CONFUSING WORDS IN ENGLISH

• Advice – advise
* Advice is a noun. If you give someone advice, you tell them what you think they should do. Advice is an uncountable noun. However, you can talk about a piece of advice.

* Advise is a verb.
- E.g. He advised me not to do it.



• Alone – lonely
* If you are alone, you are not with any other people. You do not use alone in front of a noun.
- E.g. I wanted to be alone.

* If you are lonely, you are unhappy because you do not have any friends or anyone to talk to. Lonely is used either in front of a noun or after a verb like ‘be’ or ‘ feel’.
- E.g. He had befriended a lonely boy.



• Borrow – lend
* If you borrow something that belongs to someone else, you take it, with or without their permission, intending to return it.
- E.g. Could I borrow your car?

* If you lend something you own to someone else, you allow them to have it for a period of time.
- E.g. I often lend her money.



• Bring – take – fetch
* If you bring someone or something with you when you come to a place, you have them with you.
- E.g. Please bring your calculator to every class.

* If you take someone or something with you when you go to a place, you have them with you.
- E.g. She gave me some books to take home.

If you fetch something, you go to the place where it is and return it to the place where you were before.
- E.g. I don’t want you to fetch anything for me.



• Control – check
* To control means ‘to direct or have power over’.
- E.g. The accelerator controls your speed.

* To check means ‘to examine’or ‘to make sure’
- E.g. You’d better check the time of your train.



• Hard – hardly
* Hard can be used as an adjective or an adverb, often with a similar meaning.
- E.g. They have so much hard work to do.

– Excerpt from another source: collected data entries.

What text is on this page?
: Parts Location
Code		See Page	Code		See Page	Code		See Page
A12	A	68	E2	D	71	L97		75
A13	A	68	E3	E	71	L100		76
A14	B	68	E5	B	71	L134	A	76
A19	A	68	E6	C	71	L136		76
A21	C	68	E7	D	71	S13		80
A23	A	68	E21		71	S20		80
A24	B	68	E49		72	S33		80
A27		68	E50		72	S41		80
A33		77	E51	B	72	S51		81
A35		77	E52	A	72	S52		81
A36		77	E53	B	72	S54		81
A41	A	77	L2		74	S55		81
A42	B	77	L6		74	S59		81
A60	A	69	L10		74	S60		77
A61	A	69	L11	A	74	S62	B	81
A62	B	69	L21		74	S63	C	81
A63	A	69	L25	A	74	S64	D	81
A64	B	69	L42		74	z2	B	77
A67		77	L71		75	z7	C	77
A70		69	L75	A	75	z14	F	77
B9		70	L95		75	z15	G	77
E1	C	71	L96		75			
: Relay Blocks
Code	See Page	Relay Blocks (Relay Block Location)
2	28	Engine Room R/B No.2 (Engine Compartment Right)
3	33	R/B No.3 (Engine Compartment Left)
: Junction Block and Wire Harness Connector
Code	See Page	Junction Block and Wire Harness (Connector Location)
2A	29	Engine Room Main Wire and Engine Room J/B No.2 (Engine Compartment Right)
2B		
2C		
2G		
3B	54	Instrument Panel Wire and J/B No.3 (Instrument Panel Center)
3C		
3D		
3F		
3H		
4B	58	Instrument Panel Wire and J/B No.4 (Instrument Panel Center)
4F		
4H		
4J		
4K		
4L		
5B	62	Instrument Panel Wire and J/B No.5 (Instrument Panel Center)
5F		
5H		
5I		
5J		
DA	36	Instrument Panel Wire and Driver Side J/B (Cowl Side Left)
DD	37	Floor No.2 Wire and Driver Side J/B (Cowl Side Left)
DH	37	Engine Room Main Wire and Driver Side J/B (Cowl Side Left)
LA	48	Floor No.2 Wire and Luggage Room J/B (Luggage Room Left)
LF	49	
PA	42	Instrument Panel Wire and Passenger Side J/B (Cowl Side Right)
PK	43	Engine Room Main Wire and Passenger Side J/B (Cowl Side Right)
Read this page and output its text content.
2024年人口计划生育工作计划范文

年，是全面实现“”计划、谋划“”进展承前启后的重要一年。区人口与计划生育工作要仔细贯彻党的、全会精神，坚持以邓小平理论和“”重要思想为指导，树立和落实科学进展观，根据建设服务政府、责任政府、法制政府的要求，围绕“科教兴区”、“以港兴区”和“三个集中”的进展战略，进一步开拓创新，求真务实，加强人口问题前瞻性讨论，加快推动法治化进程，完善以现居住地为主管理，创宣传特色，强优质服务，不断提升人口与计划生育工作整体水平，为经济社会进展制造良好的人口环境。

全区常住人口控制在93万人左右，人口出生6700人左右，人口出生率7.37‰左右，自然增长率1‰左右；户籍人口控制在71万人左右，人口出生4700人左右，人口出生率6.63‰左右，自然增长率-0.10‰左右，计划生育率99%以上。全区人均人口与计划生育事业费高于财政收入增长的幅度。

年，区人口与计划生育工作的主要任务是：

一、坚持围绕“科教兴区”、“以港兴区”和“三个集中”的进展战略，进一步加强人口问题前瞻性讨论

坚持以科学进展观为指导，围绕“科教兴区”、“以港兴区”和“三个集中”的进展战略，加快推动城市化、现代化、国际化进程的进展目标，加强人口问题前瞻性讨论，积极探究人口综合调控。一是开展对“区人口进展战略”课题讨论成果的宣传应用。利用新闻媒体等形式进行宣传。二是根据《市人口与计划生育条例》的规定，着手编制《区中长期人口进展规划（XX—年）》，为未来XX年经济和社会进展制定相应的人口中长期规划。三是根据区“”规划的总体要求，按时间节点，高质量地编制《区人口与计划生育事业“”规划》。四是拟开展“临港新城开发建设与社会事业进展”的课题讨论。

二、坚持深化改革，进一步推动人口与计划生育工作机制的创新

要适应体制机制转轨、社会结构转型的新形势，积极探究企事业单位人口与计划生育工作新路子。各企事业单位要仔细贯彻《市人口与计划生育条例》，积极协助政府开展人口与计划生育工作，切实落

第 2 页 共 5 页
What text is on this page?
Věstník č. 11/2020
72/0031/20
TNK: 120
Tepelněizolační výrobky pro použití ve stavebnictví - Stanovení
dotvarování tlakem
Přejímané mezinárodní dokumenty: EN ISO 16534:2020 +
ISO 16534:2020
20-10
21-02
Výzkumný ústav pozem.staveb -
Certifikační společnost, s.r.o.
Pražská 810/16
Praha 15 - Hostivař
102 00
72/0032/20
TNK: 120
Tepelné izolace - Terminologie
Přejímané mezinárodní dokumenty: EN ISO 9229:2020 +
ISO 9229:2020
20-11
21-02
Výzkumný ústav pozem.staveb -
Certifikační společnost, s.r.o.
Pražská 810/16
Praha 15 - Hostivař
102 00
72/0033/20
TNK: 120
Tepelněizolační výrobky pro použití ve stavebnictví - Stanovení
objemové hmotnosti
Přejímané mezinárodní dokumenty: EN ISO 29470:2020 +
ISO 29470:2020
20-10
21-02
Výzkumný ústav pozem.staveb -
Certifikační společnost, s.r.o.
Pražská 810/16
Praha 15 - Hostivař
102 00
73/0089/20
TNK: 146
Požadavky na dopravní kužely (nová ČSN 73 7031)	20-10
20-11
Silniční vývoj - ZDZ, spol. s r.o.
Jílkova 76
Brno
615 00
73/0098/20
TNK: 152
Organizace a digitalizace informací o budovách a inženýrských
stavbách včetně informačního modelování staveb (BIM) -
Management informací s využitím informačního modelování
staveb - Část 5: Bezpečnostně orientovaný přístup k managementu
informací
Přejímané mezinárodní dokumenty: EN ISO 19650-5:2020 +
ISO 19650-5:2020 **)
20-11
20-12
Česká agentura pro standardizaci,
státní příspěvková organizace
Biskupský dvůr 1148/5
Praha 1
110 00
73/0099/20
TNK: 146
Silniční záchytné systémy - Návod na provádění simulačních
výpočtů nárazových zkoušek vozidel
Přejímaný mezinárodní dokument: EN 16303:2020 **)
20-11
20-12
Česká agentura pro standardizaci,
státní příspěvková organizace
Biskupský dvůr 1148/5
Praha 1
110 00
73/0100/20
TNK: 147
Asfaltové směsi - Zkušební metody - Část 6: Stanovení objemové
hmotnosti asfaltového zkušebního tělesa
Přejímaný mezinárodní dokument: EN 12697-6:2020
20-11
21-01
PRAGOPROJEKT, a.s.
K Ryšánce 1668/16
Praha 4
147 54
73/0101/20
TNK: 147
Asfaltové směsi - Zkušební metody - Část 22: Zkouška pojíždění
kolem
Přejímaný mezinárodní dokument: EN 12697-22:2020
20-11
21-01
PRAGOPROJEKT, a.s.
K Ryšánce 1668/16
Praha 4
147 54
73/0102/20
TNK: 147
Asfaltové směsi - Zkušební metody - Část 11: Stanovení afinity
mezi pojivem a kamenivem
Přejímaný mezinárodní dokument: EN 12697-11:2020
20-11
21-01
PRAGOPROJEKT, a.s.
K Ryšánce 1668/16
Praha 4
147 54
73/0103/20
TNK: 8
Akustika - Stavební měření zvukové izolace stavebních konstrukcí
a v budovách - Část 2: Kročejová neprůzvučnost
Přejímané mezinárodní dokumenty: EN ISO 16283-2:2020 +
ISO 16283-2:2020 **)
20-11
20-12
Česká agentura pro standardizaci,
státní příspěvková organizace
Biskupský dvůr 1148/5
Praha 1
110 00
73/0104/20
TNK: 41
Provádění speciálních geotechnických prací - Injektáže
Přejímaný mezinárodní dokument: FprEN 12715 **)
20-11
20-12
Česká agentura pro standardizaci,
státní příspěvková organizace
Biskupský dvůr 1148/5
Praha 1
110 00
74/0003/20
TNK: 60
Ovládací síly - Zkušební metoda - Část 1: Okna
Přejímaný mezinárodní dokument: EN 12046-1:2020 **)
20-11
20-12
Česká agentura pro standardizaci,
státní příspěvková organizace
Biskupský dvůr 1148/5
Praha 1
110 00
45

* Hardly is an adverb. You use hardly to say that something is only just true.
- E.g. I hardly knew him.
You do not use ‘not’ with hardly.



• Lay – lie
* Lie is intransitive, that is, it cannot take an object.
- E.g. He likes to lie on the beach.

* Lay is transitive, that is, it must have an object.
- E.g. A chicken lays eggs.



• Remember – remind
If you remember people or events from the past, your mind still has an impression of them and you are able to think about them.
- E.g. He remembered the man well.

If you remind someone of a fact or event that they already know about, you say something which causes them to think about it.
- E.g. She reminded him of two appointments.



• Rise – raise
* Rise and raise are usually used as verbs. Rise is an intransitive verb. If something rises, it moves upwards.
- E.g. In a moment the moon would rise.

* Raise is a transitive verb. If you raise something, you move it to a higher position.
- E.g. She raised her eyebrows in surprise.



• Rob – steal
You rob a bank or a person, you steal money or a thing. To rob means ‘to steal something from someone’.



• Salary – wages
* Salary and wages are both used to refer to the money paid to someone regularly for the work they do. Professional people such as teachers are usually paid a salary. Their salary is the amount of money which they are paid each year, although they actually get a certain amount each month.
- E.g. She earns a high salary as an accountant.

If someone gets money each week for their work they do, you refer to this money as their wages.
- E.g. His wages had been reduced to 70 pounds a week.



• Sensible –sensitive
* A sensible person makes good decisions and judgements based on reason rather than emotion.
- E.g. She considered they were sufficiently sensible to go into the village.

* Sensitive has two meanings. A sensitive person is easily upset or offended by other people's remarks or behaviour.
- E.g. You really must stop being sensitive about your accent.

However, if you say that someone is sensitive to other people’s problems or feelings, you mean that they show understanding and awareness of them.
- E.g. We are trying to make people more sensitive to the difficulties faced by working mothers.